Technical specifications
- Chassis: AMR23
- Fuel: Aramco
- Lubricants: Aramco
- Tyres: Pirelli P Zero (Dry/Slick); Pirelli Cinturato (Wet/Treaded);

Competition history
- Notable entrants: Aston Martin Aramco Cognizant F1 Team
- Notable drivers: 14. Fernando Alonso; 18. Lance Stroll;
- Debut: 2023 Bahrain Grand Prix
- Last event: 2023 Abu Dhabi Grand Prix
| Races | Wins | Podiums | Poles | F/Laps |
| 22 | 0 | 8 | 0 | 1 |

= Aston Martin AMR23 =

2023 Formula One car

The Aston Martin AMR23 is a Formula One racing car designed and developed by the Aston Martin F1 team that competed in the 2023 Formula One World Championship. It is the third Formula One car entered by Aston Martin in the 21st century, and was driven by Lance Stroll and Fernando Alonso. Aston Martin reserve driver Felipe Drugovich temporarily replaced Stroll for all three days of the pre-season test in Bahrain, after the latter had a cycling incident that forced him to withdraw from the test. An immediate improvement on the AMR22, the AMR23 scored six podiums throughout the first half of the season, all through new Aston Martin signing Alonso. However, its performance began to deteriorate as the season went on, and Aston Martin would score no further podiums, bar two at the Dutch and São Paulo Grands Prix; its highest Grand Prix finish was three second places at the Monaco, Canadian and Dutch Grands Prix.
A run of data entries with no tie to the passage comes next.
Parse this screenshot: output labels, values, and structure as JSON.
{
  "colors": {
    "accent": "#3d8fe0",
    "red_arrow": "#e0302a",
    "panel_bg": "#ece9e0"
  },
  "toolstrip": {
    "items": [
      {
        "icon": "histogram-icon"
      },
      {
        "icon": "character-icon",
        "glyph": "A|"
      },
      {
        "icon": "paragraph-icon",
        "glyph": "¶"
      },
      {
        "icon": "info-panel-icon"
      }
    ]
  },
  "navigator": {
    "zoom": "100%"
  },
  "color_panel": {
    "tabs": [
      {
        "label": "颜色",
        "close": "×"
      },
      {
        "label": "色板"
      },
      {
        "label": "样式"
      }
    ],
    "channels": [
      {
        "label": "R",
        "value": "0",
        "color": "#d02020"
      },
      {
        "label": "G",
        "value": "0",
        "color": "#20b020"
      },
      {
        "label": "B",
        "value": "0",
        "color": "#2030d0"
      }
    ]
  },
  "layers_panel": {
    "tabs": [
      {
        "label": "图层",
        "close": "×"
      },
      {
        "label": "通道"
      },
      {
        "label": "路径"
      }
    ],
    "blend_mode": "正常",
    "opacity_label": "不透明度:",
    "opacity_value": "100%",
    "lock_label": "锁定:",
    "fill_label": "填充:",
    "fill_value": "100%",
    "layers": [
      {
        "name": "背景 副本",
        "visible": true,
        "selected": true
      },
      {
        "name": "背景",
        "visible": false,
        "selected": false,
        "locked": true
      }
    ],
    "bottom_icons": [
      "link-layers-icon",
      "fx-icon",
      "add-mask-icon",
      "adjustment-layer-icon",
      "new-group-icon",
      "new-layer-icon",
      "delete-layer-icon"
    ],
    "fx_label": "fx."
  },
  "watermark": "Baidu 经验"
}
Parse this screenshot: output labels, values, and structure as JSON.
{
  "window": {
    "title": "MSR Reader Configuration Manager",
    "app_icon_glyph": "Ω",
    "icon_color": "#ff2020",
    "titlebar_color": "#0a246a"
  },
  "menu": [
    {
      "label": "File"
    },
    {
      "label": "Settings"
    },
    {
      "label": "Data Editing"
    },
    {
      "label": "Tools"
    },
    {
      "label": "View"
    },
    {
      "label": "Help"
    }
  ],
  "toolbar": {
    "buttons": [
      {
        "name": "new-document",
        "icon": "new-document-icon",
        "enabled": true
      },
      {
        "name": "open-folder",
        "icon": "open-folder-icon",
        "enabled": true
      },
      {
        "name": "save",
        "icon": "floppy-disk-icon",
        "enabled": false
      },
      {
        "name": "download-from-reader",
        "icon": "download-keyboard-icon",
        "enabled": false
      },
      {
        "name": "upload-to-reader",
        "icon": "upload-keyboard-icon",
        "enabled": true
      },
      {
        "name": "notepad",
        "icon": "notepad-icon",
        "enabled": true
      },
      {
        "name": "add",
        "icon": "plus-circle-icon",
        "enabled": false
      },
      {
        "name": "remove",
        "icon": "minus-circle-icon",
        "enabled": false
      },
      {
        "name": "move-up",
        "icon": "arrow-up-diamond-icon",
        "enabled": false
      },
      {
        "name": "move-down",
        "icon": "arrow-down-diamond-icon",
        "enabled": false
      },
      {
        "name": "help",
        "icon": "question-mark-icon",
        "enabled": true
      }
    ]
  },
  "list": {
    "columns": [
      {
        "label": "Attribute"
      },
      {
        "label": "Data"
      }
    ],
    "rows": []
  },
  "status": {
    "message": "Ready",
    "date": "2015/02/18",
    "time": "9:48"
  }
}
The AMR23 is among the first Mercedes-AMG powered F1 car to utilize non Petronas-branded fuel and lubricants since 2016 along with the Williams FW45.

==Design and development==

An interactive 3D model (click on it to interact)

On 16 December 2022, Aston Martin announced that they would launch the AMR23 on 13 February 2023 making them the first constructor to announce their launch date.

The livery was largely identical to the previous year's design with subtle changes to the green tone. In countries where alcohol branding was outlawed, the Peroni logos were replaced with "ITALIA 0.0".

==Competition history==
The AMR23 immediately proved to be far more competitive than its predecessor, as the Aston Martin team were able to pick up 23 points from the opening round in Bahrain, with Fernando Alonso scoring the team's second ever podium finish in third place, and Lance Stroll finishing in sixth place, despite the two teammates colliding at turn four on the first lap. In the closing stages of the race, Alonso was running in sixth position, but he managed to overtake Lewis Hamilton and Carlos Sainz Jr. on-track, and combined with Charles Leclerc's retirement on lap 41, this allowed Alonso to secure third place. The following race at the 2023 Saudi Arabian Grand Prix marked Aston Martin's first retirement with Lance Stroll retiring on lap 16 due to engine issues; however, Alonso, having served a penalty earlier on for lining up on the wrong grid position after the formation lap, remained competitive, placing third once again behind the Red Bulls of Max Verstappen and Sergio Pérez and taking his 100th podium in his Formula One career - being the sixth driver in the sport's history to do so.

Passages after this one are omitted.